Несколько слов об итальянском футуризме. Футуризм отвечал буржуазии же, буржуазному культурному перевороту. Поскольку буржуазия пошла на быструю смену впечатлений, пошла на то, чтобы быть на уровне своих машин и своей машинной культуры, чтобы создать себе здоровое тело и выносливые нервы, постольку ей нужен был внутренний бодрый тонус. К черту декадентство и кладбище, будем радоваться жизни, непосредственно ловить момент, какой наша лихорадочная жизнь дает! Буржуазия все перевернула на внутреннее брио[154], захотела, чтобы все вертелось внутри колесом, как снаружи. Если бы у человека была идея, то он не паясничал бы, не делал бы фейерверка из любых предметов, красок и различных кусков, а он придал бы всему этому движению какую-то гармонию.
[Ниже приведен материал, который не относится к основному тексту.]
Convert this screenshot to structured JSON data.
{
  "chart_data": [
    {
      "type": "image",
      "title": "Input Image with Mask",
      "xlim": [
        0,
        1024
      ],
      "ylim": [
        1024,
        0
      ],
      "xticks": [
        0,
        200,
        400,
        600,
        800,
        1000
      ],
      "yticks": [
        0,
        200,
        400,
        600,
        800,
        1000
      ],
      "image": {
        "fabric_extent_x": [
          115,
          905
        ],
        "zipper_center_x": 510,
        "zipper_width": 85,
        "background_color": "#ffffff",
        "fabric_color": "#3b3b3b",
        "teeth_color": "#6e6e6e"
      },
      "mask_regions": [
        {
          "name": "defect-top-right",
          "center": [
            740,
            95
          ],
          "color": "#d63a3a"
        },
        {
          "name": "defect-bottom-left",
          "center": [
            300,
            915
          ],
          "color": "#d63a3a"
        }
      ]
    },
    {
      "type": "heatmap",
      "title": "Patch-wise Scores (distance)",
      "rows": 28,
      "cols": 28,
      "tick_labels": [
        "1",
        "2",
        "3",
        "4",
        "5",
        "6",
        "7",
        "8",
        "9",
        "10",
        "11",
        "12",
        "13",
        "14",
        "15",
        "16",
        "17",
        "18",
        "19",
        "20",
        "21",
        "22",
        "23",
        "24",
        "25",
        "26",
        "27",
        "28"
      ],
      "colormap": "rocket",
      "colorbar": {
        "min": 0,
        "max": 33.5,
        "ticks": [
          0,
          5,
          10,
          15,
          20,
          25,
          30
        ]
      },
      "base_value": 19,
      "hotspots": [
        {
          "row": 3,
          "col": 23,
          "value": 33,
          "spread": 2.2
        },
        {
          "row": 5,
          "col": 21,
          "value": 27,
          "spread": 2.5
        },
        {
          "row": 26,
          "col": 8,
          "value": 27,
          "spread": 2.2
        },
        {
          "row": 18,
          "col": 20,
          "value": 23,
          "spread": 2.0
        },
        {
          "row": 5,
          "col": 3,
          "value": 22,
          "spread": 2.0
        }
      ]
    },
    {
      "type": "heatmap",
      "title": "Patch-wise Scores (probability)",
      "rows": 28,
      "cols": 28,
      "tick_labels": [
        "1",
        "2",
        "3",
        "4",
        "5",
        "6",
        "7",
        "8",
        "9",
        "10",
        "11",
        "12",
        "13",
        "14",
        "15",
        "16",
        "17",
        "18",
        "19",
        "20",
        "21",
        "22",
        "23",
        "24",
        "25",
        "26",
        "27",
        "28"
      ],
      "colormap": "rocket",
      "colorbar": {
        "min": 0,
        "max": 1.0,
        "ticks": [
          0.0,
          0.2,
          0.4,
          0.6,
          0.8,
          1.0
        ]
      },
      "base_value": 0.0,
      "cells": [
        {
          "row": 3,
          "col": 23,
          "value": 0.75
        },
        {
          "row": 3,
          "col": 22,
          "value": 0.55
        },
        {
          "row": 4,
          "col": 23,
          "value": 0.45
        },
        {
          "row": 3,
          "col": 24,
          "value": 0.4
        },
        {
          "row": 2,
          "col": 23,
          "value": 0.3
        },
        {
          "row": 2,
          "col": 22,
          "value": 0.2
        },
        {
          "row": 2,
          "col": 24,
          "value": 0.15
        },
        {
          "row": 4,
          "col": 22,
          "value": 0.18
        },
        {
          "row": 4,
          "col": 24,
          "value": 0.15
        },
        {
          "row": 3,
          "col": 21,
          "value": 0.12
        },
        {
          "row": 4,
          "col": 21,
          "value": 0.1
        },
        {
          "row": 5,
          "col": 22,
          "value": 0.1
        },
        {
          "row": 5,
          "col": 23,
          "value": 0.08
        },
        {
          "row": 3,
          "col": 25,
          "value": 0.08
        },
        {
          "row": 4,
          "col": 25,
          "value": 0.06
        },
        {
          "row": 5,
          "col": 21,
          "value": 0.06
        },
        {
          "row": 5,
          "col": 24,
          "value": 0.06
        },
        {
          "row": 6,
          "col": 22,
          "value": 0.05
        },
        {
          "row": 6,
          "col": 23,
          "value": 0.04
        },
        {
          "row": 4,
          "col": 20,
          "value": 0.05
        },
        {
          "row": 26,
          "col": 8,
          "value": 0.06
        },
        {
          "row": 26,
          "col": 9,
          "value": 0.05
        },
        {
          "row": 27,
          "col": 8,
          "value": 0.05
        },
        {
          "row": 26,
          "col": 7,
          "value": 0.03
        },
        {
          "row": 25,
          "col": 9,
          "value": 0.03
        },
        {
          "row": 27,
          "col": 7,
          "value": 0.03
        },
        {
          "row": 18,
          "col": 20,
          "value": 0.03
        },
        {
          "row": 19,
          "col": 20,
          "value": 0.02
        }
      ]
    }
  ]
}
Но даже в самой литературе, если возьмете Маринетти, увидите, что произведения его совершенно бессодержательны и стремятся к заумничанью, потому что этим писателям приятно, как эта заумь звучит, чтобы это было дебело, грубо: «Дыр-бул-щыр»24, чтобы это было здорово, чтобы это противоречило всему сладкоежству, которое перед тем доминировало, чтобы, так сказать, читатель настраивался не на тот минор, который раньше господствовал, а на мажорный контрабас и турецкий барабан, который играет неизвестно что, но звучно дает себя знать. В футуризме есть кое-что для нас симпатичное. Тонус жизни его прекрасный. Это выражение силы нашего врага. Здесь интеллигенция потрафляла на заказчика, на буржуазию, которая готовилась для войны, на ее злобу и на месть. Формально все это может быть отчасти пригодно и для того, чтобы вести в бой нас против них.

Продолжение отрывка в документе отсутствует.